L'un des anges, je reçois la lettre dont vous m'honorez du 4e auguste.
Je vous envoie, pour vous amuser, un premier acte, un peu plus poli que n'était l'autre, plus dialogué, et plus convenable. Il y a, dans tous les actes, des morceaux que j'ai fortifiés, mais à présent que j'ai un maudit procès pour mes dîmes, et que je fais des écritures, je ne peux guère faire d'écrits; j'ai eu douze jours de bon, je les ai employés à brocher un drame, cela est bien honnête. Avouez, madame, qu'il sera bien plaisant d'être sous le masque, donnez vous ce plaisir là, je vous prie.

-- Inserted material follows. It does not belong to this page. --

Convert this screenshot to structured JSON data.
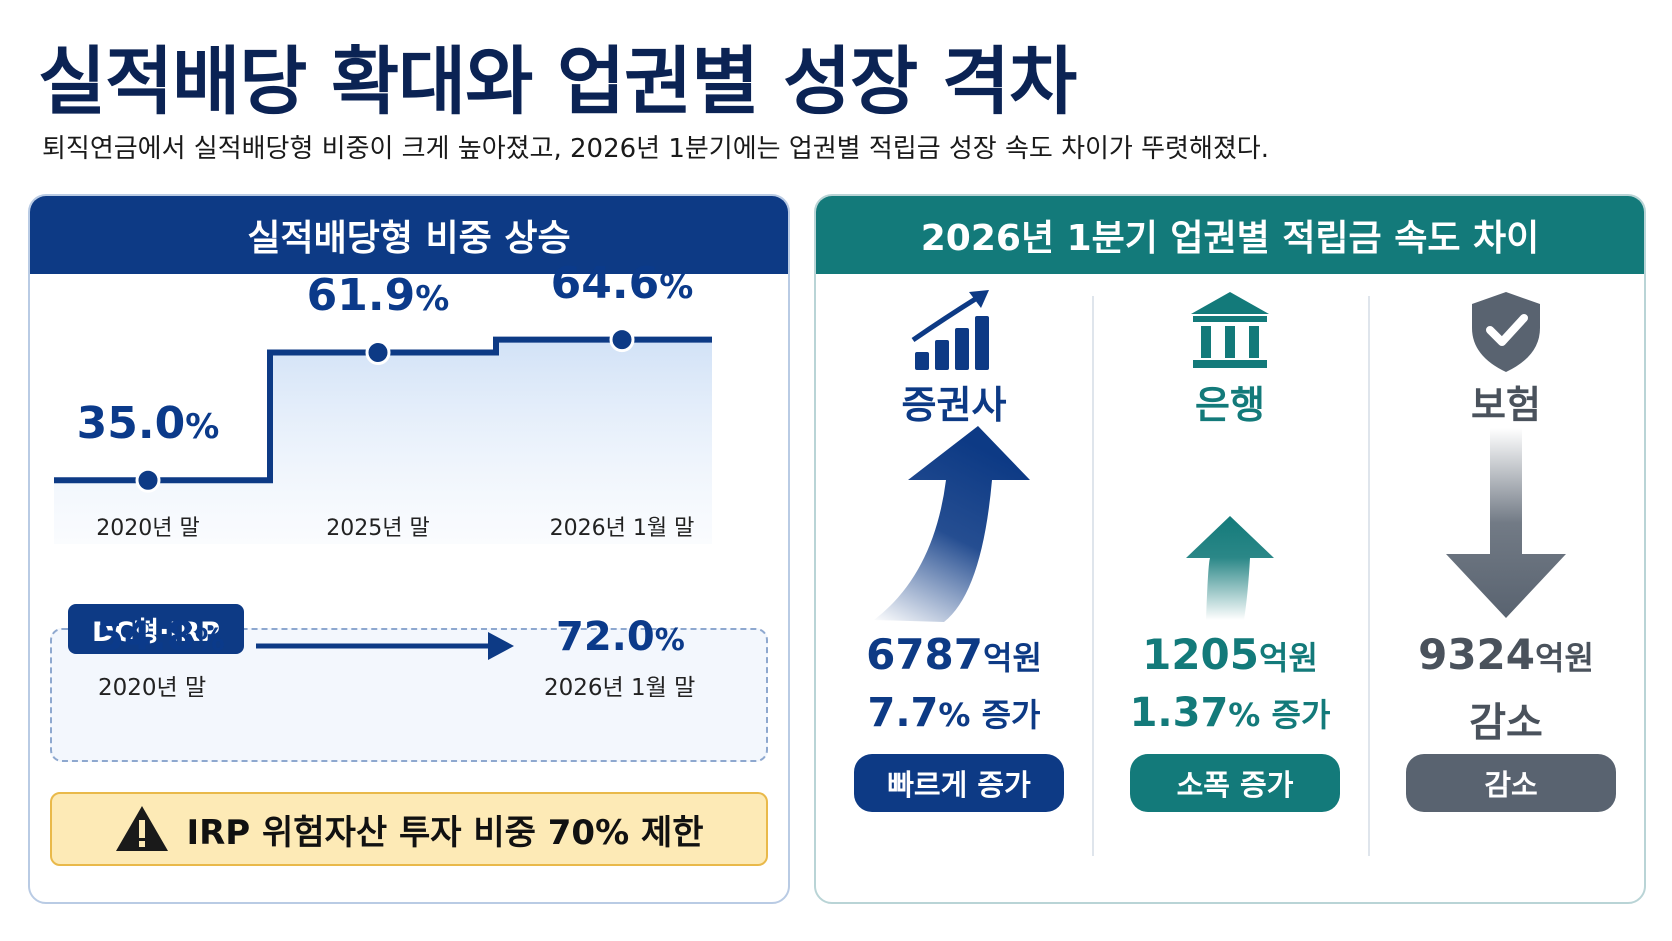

J'ai peur que mr le duc de Praslin n'aime pas mon impératrice de Russie, j'ai peur qu'on ne la dégote; il ne me restait plus que cette tête couronnée, il m'en faut une absolument.

J'ai lu les quatre saisons du cardinal de Bernis, c'est une terrible profusion de fleurs. J'aurais voulu que les bouquets eussent été arrangés avec plus de soin. Je jouis pleinement de ce qu'il a chanté. Vous ne savez pas, madame, combien l'on est heureux d'être à la campagne, et peut-être qu'il ne le sait pas non plus.

Je ris aux anges, c'est à dire que je suis rempli pour vous, madame, du plus tendre respect.

V.

Mad. Denis, et ma petite famille qui rit et saute tout le jour, baisent humblement le bout de vos ailes.